As that response hints, there are a lot of questions. Here's a start at some of them and some answers about who is participating and why. Here are Tyler Cowen's questions about how exactly Libra will work as a currency without an underpinning banking and regulatory system. Here's a view that Facebook's main target in the near-term is remittances, but that it really does have ambitions to replace national currencies. One of the things I find most interesting about the whole thing is that this is a like Facebook building a giant sign to the world's governments saying: "Come seize all our data and regulate us heavily!" (and governments are indeed reading the sign!) I would guess that there will be approximately .1 seconds between the first cross-border transfer and an accusation of money laundering or terrorist financing. I was having a conversation this week about the main reason Amazon hasn't started consumer lending: it would never do something to invite regulator access to its data.
Here's a piece on the good and bad of Libra which I highlight because it's an odd mix of complete ignorance about how money works and evolved (did you know that before bitcoin there had never been money that wasn't controlled by a government?), with some actual engagement on the dangers of private digital monetary systems.

4. Evidence-Based Policy (and Information Interventions and FinLit Redux): I never intended for the faiV to become a regular discussion of financial literacy and information interventions, but here we are. In one of the most amazing tests I've seen of whether evidence can affect policy, Jonas Hjort, Diana Moreira, Gautam Rao and Juan Francisco Santini work with 2000+ Brazilian mayors and find that they are a) willing to pay to learn the results of impact evaluations, and b) change their beliefs, and c) are willing to implement new policies. The only thing missing is a test of whether they would be willing to shut down an existing program (say, financial literacy in schools). Score another one for David Evans' point from last week that information interventions do sometimes change behavior.
And here's a test of a financial literacy program in Colombia that delivered content through tablets to women recipients of a CCT program, with some social interactions built in. Attanasio, et. al. find that the program boosts not only knowledge but actual practices, with poorer, less educated and more rural women benefiting more. But still not impact on access to and use of formal services.

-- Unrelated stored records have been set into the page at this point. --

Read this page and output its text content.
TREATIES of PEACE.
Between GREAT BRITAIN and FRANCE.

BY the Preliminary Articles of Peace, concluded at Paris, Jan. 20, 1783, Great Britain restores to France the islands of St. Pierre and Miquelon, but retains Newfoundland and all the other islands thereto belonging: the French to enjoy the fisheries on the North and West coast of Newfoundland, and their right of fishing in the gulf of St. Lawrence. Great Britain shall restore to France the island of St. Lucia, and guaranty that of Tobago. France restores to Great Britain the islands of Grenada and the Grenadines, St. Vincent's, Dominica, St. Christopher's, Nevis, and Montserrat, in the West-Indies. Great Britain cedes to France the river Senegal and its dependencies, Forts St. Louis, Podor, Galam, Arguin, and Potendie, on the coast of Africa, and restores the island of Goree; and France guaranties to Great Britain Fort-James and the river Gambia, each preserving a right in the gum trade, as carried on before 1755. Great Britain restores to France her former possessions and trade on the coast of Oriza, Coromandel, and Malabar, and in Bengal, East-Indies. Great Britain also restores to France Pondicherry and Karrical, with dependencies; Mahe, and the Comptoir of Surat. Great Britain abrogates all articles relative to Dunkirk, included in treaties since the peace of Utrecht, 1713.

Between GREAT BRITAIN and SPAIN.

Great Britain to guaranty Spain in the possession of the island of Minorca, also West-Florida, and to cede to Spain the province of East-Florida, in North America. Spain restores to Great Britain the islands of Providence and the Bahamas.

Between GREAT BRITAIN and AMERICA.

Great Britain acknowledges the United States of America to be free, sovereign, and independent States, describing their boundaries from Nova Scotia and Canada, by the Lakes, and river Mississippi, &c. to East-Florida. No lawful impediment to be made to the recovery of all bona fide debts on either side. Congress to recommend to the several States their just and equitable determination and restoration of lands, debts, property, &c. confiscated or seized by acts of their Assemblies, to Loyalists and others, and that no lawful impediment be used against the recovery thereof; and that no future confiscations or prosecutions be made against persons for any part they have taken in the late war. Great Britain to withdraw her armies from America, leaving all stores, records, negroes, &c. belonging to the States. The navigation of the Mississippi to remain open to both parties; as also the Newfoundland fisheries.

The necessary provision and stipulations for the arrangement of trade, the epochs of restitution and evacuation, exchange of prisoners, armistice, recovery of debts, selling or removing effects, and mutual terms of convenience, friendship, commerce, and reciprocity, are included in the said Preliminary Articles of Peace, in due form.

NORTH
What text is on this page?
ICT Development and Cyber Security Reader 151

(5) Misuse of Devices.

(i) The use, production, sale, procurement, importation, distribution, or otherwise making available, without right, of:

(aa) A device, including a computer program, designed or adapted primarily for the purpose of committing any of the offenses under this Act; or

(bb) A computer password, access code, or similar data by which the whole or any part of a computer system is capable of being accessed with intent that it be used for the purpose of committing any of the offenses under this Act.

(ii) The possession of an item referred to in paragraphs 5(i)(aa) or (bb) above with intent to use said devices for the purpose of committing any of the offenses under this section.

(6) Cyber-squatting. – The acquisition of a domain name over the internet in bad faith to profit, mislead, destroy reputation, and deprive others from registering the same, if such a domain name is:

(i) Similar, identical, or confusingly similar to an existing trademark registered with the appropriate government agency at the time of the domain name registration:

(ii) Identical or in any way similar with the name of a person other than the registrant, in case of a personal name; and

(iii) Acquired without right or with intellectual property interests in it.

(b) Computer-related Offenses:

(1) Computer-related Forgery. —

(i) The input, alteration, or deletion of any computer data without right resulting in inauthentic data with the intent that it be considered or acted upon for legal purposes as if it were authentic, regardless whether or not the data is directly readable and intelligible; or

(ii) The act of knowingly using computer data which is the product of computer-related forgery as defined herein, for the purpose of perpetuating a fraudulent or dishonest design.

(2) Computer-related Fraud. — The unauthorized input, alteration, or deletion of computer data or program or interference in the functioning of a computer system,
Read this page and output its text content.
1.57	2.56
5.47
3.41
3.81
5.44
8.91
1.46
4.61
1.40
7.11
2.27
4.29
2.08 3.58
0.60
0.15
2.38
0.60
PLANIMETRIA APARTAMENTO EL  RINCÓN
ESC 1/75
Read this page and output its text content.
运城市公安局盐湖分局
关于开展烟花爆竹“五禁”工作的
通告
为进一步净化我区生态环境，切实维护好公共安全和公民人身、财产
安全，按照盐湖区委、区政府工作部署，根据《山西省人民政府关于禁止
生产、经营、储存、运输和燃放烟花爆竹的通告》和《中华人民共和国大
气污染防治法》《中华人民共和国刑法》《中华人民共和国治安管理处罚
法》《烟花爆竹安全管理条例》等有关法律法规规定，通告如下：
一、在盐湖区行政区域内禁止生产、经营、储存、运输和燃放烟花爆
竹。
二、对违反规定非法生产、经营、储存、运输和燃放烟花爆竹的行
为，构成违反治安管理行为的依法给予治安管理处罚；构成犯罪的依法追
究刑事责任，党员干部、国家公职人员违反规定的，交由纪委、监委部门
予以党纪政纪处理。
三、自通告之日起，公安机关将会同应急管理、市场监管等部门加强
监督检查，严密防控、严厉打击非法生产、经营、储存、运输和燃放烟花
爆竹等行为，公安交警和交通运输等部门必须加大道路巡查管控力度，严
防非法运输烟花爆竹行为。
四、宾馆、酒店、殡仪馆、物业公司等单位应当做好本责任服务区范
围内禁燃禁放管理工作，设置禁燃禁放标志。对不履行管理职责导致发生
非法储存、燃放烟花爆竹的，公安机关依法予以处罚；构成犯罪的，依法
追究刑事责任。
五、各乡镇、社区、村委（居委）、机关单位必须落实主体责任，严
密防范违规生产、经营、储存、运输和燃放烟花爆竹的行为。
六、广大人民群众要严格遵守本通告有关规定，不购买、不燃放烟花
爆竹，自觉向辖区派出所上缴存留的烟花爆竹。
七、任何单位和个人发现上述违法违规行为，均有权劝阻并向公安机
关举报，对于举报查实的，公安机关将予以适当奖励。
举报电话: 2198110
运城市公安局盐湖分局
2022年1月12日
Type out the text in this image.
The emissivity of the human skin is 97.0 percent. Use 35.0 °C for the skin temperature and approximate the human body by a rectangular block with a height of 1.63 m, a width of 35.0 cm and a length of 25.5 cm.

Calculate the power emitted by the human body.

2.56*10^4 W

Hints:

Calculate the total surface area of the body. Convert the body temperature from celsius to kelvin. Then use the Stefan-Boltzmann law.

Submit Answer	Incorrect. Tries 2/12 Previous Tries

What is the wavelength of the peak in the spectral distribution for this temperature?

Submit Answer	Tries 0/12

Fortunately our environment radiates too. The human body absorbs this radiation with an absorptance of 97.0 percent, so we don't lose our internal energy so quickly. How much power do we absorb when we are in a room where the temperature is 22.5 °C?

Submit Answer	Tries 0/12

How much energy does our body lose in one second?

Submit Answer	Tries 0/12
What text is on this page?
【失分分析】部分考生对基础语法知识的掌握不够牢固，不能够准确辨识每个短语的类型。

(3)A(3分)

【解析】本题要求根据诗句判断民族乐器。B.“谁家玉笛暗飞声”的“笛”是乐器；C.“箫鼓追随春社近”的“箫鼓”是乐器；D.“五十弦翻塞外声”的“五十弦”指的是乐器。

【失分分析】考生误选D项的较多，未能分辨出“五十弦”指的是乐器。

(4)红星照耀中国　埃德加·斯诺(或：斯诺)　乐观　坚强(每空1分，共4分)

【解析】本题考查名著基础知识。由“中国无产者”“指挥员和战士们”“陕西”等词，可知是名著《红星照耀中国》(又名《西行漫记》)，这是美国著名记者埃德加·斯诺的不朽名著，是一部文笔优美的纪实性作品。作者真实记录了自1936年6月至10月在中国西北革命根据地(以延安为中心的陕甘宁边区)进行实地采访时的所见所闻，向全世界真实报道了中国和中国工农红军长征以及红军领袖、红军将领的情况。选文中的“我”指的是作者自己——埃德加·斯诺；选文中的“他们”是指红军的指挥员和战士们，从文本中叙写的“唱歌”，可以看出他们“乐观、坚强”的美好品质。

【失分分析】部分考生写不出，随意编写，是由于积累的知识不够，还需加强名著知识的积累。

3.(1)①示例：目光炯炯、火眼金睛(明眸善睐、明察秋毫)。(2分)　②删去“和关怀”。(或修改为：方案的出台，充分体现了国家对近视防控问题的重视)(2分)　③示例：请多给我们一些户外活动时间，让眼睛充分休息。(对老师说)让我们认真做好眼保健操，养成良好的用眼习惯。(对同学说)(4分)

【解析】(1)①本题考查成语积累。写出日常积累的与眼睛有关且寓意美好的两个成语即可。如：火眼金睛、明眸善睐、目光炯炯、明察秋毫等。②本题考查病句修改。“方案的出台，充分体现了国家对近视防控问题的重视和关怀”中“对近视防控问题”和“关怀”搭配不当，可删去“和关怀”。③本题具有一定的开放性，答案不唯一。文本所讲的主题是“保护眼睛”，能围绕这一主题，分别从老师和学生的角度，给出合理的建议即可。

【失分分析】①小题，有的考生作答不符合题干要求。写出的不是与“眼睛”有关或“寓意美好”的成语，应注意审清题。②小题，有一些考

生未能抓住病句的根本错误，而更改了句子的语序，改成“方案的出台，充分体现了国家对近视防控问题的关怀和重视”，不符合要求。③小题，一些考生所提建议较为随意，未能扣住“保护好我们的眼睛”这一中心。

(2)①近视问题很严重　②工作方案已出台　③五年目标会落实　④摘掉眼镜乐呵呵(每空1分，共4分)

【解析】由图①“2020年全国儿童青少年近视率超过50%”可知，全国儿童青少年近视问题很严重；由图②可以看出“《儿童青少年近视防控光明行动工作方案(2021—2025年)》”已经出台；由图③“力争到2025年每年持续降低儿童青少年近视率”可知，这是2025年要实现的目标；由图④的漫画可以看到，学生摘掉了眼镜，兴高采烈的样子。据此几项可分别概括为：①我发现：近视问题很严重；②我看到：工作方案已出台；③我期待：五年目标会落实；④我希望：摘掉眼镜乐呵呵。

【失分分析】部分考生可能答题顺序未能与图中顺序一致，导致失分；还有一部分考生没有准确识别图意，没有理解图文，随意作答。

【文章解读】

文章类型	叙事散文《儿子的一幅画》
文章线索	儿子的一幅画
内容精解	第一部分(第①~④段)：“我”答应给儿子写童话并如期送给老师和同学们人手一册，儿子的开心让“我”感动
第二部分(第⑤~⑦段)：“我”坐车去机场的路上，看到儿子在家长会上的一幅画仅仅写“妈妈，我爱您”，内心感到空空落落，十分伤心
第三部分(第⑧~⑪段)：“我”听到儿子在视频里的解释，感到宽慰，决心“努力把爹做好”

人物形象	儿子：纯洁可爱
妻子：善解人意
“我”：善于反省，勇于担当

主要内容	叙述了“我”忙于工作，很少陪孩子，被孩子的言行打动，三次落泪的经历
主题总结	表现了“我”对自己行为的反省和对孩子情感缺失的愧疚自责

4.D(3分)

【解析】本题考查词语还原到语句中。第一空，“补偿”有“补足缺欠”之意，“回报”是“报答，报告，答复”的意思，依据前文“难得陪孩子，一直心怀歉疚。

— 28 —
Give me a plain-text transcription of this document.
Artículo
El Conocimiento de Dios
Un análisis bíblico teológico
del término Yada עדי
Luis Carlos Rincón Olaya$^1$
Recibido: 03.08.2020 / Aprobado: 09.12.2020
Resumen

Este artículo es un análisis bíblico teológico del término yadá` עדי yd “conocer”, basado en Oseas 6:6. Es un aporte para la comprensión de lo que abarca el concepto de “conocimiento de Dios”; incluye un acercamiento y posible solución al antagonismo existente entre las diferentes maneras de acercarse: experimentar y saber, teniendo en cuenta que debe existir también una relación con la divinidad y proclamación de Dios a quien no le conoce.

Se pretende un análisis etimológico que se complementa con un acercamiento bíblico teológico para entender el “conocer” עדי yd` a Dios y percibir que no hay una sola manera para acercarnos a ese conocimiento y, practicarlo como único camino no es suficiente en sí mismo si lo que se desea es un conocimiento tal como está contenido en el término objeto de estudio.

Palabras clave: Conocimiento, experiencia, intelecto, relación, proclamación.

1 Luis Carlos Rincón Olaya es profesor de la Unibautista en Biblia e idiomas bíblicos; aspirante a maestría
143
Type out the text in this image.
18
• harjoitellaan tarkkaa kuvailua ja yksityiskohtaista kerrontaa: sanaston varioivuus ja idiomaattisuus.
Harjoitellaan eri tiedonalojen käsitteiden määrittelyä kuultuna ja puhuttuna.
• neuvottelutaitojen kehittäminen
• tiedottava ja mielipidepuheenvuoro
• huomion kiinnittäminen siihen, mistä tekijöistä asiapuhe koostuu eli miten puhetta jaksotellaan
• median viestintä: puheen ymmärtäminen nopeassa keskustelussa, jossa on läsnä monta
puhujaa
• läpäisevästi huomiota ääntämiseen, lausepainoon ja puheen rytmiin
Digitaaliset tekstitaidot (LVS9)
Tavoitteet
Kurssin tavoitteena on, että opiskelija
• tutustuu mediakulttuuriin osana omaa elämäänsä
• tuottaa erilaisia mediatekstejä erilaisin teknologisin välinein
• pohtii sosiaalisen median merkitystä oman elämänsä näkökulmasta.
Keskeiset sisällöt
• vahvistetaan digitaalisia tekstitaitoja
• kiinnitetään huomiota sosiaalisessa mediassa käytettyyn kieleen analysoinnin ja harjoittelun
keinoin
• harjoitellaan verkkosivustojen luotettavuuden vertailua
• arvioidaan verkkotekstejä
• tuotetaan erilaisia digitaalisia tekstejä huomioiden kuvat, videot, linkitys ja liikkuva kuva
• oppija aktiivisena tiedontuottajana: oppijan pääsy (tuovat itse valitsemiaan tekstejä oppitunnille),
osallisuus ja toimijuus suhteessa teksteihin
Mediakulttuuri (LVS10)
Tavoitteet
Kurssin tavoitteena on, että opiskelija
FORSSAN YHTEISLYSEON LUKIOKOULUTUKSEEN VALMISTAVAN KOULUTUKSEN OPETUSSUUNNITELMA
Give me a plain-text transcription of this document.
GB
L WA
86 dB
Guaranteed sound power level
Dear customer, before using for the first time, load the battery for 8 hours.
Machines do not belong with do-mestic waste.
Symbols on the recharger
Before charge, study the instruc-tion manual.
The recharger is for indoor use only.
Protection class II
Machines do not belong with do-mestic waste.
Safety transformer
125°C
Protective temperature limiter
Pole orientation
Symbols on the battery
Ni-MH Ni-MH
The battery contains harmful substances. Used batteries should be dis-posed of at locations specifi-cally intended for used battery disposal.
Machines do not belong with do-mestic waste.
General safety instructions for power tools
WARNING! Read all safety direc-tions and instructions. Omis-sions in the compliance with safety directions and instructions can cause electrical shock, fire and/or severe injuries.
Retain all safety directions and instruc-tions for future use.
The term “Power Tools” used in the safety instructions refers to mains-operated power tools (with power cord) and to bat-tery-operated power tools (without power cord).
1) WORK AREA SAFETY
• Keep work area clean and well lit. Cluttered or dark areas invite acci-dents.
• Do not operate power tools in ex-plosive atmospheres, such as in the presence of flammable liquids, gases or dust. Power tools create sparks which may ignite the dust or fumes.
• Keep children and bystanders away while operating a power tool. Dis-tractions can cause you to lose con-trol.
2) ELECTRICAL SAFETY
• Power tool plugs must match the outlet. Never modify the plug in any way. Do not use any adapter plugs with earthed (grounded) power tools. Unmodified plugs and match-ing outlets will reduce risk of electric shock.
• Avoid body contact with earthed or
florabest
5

5. Financial Exclusion: This is so great it deserves its own item: a "visual essay" from the American Historical Review on how access to capital in 1800's New Orleans required getting yellow fever--and surviving. And how that channel led to many new migrants attempting to catch yellow fever as quickly as possible, despite the 50% chance it would kill them. Of course, that only applied to whites. While survival was a symbol of fitness for whites, blacks' relatively higher rates of survival was evidence that they were destined to be slave laborers in the fields.